Затем я отправился в галерею Мориса Лурье. Там заседала культурная секция. Должен был выступать Рувим Ковригин. Помнится, Ковригин не хотел участвовать в симпозиуме. Однако передумал.
Еще в дверях меня предупредили:
— Главное — не обижайте Ковригина.
— Почему же я должен его обижать?
— Вы можете разгорячиться и обидеть Ковригина. Не делайте этого.
— Почему же я должен разгорячиться?
— Потому что Ковригин сам вас обидит. А вы, не дай Господь, разгорячитесь и обидите его. Так вот, не делайте этого.
— Почему же Ковригин должен меня обидеть?
— Потому что Ковригин всех обижает. Вы не исключение. В общем, не реагируйте, Ковригин страшно ранимый и болезненно чуткий.
— Может, я тоже страшно ранимый?
— Ковригин — особенно. Не обижайте его. Даже если Ковригин покроет вас матом. Это у него от застенчивости…
Началось заседание. Слово взял Ковригин. И сразу же оскорбил всех западных славистов. Он сказал:
— Я пишу не для славистов. Я пишу для нормальных людей…
Затем Ковригин оскорбил целый город. Он сказал:
— Иосиф Бродский хоть и ленинградец, но талантливый поэт…
И наконец Ковригин оскорбил меня. Он сказал:
— Среди нас присутствуют беспринципные журналисты. Кто там поближе, выведите этого господина. Иначе я сам за него возьмусь!
Я сказал в ответ:
— Рискни.
На меня замахали руками:
— Не реагируйте! Не обижайте Ковригина! Сидите тихо! А еще лучше — выйдите из зала…
Один Панаев заступился:
— Рувим должен принести извинения. Только пусть извинится как следует. А то я знаю Руню. Руня извиняется следующим образом: «Прости, мой дорогой, но все же ты — говно!»
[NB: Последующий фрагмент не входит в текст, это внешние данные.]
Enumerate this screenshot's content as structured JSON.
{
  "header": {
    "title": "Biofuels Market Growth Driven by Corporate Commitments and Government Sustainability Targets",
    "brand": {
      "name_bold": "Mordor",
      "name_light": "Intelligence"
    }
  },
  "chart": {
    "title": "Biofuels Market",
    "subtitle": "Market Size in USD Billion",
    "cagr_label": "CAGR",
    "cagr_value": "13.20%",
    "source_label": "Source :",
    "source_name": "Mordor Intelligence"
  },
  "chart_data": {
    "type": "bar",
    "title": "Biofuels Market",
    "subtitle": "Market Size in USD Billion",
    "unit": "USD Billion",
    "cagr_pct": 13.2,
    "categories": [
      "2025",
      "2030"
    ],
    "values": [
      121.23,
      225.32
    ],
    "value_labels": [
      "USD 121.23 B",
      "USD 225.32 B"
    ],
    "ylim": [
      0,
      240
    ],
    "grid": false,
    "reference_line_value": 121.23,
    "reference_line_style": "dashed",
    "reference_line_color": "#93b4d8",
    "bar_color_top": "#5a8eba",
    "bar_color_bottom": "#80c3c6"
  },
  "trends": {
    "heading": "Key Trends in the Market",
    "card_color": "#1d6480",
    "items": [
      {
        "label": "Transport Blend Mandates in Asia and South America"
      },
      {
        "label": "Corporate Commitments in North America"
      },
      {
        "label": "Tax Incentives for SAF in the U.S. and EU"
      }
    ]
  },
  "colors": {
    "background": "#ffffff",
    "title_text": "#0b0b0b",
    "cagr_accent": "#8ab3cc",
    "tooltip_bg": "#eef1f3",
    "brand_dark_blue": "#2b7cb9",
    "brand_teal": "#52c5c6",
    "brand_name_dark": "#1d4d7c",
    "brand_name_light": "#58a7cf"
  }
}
Потом состоялась дискуссия. Каждому участнику было предоставлено семь минут. Наступила очередь Ковригина. Свою речь он посвятил творчеству Эдуарда Лимонова. Семь минут Ковригин обвинял Лимонова в хулиганстве, порнографии и забвении русских гуманистических традиций. Наконец ему сказали:
— Время истекло.
— Я еще не закончил.
Тут вмешался аморальный Лимонов:
— В постели можете долго не кончать, Рувим Исаевич. А тут извольте следовать регламенту.
Все закричали:
— Не обижайте Ковригина! Он такой ранимый!
— Время истекло, — повторил модератор.
Ковригин не уходил.
Тогда Лимонов обратился к модератору:
— Мне тоже полагается время?
— Естественно. Семь минут.
— Могу я предоставить это время Рувиму Ковригину?
— Это ваше право.
И Ковригин еще семь минут проклинал Лимонова. Причем теперь уже за его счет.
К шести я был в гостинице. Переоделся. Выпил чаю, который заказал по телефону.
Перспективы были неопределенные. Панаев звал к своим однополчанам в Глемп. Официально всех нас пригласили к заместительнице мэра. Были даже разговоры о поездке в Голливуд.